Chaque pensée est un acte d’être indéterminé se déterminant. La pensée réflexive n’est que l’acte de pensée plus ou moins oublieux de lui-même se tournant vers l’écho de l’acte de penser précédent, se réitérant en fonction de lui ou s’offrant à l’exercice d’une pensée préprogrammée dans la mémoire. Le contenu de l’acte de pensée est privilégié jusqu’à l’oubli de l’acte lui-même de penser et surtout jusqu’à l’effacement de l’acte pur de penser indéterminé d’où émerge temporellement la détermination de cet acte. Seule une série de contenus de pensées s’abandonnant de plus en plus à une impression de neutralité de pensée vis à vis de l’écho de pensée précédent pourrait peut-être permettre que se réalise la nature absolument neutre du contenant créateur qui habite cette tentative de neutralité elle-même. A vrai dire quand la pensée réflexive devient une attitude de doute méthodique elle se constitue de plus en plus problématiquement, elle se réfléchit en question de moins en moins élucidable par son jeu réflexif. La pensée réflexive subit alors un état d’indétermination qui la précède en sa réitération. La pensée réflexive dès qu’elle esquive cette indétermination de la pensée, qu’elle ne s’intéresse pas à cette neutralité dont pourtant elle émerge se perd en elle-même.
Notre réflexion d’ensemble qui croise la recherche de Descartes d’une évidence première indubitable permet à partir de ce qui vient d’être dit de relire son raisonnement qui repose sur l’équivalence entre :
«je doute » , «je pense que je doute », « moi, je suis qui pense que doute », «je pense [donc] je suis ».
Toute la difficulté envisageable à partir de la vision sans tête du schéma B touche à cette équivalence. Celui qui voit sans tête voit au travers de la représentation de son visage, au travers de l’identification à son corps, au travers de tout ce qui compose sa personnalité. Par exemple la vision que j’ai de ma paresse et celle que j’ai de mon sens du devoir est différente voire opposée au niveau des qualités attributs. Le moi paresseux heurte conflictuellement le moi travailleur mais il s’agit à l’origine d’une même vision et se placer en amont de l’identification successive à un de ces quelconques attributs désamorce le conflit psychologique entre impressions passionnelles.
En posant au fond une équivalence entre l'impression liée à l’état de conscience sceptique du doute et celle liée à l’état de conscience d’une certitude de soi-même, il s’agit de percevoir une conscience en amont de tout état de conscience, en amont de tout changement d’état de conscience, en amont donc de toute impression déterminée. Dans le miroir mon visage change et vieillit jour après jour, l’impression inhérente à l’ouverture de conscience ne vieillit pas, elle est en deçà du changement.

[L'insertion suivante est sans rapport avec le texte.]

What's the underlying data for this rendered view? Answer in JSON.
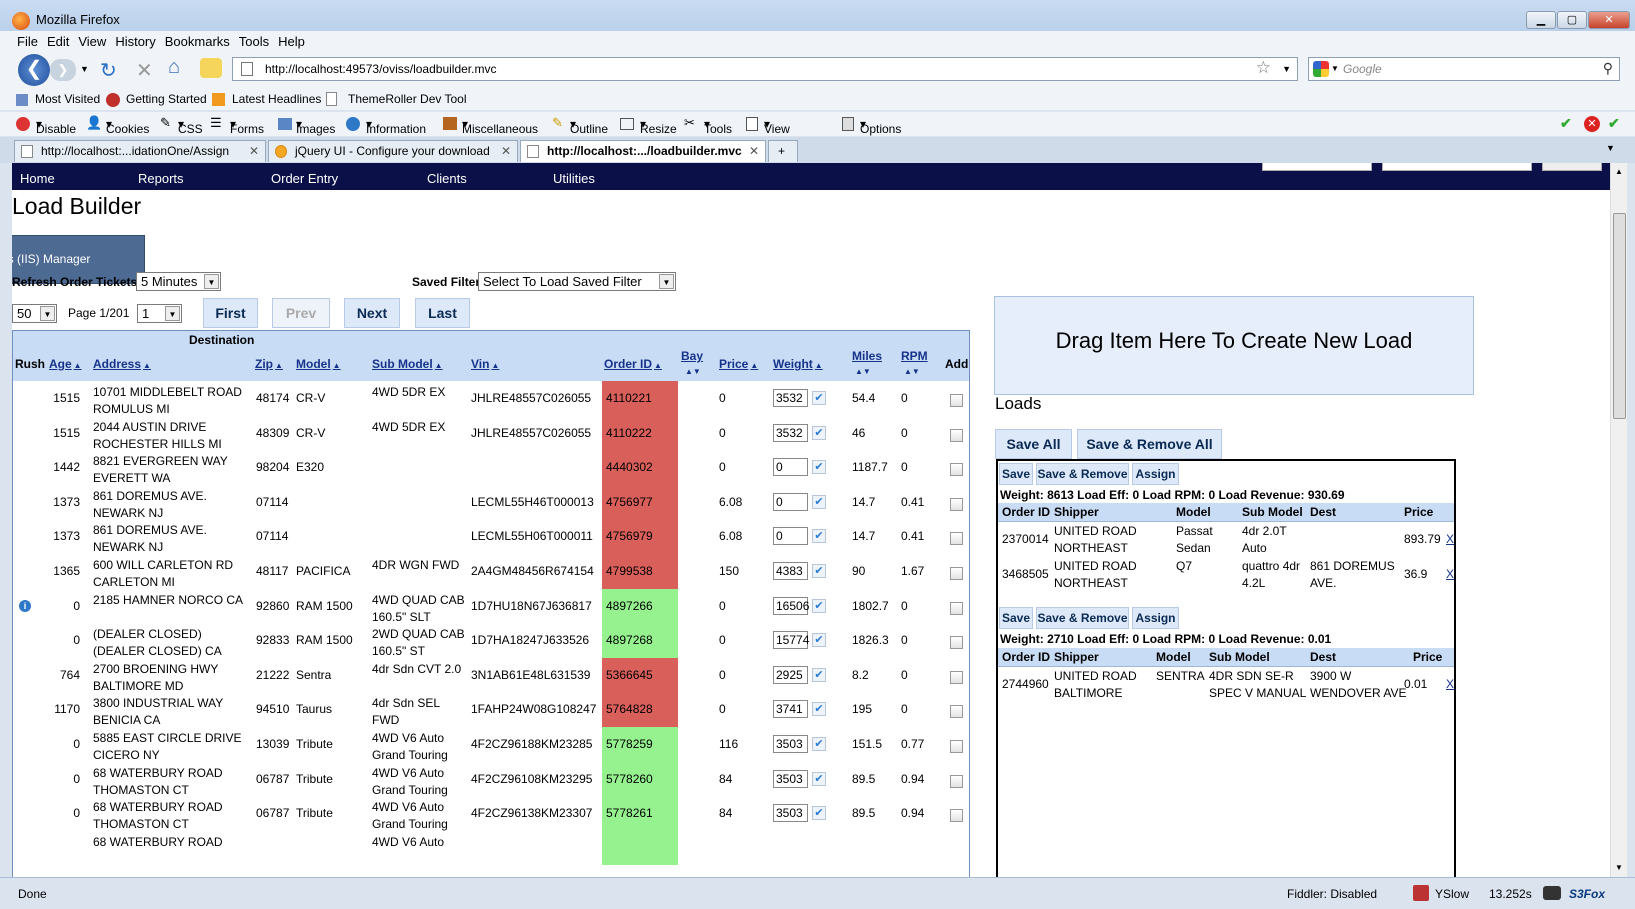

De même les impressions pensées changent mais la source des pensées et des impressions demeure la même en dehors du changement. L’équivalence dans notre exemple de raisonnement entre "je pense" et "je doute" risque de masquer, quand elle est aplatie au niveau du seul raisonnement linéaire et temporel de pensée rationnelle, l’émergence de la pensée et de l’impression depuis cet acte pur d’être de la pensée-impression.
D’ailleurs du point de vue linéaire, il est parfaitement contradictoire de tenir pour équivalent une impression de doute et une impression de certitude, ce sont deux états psychologiques différents voire opposés, et en tout cas inconciliables en un seul. On ne peut pas à la fois douter radicalement et être certain radicalement du point de vue psychologique c'est-à-dire du point de vue de la personnalité usuelle. L’équivalence ne peut exister que transitivement par rapport à une donation puisqu’une donnée est état et qu’ici ce n’est pas un état. Ceci échappe à l’univers psychologique. Il faut bien se référer à une pensée-impression originaire, une pensée-impression indéterminée se déployant, se déterminant de façons discontinues en divers instants.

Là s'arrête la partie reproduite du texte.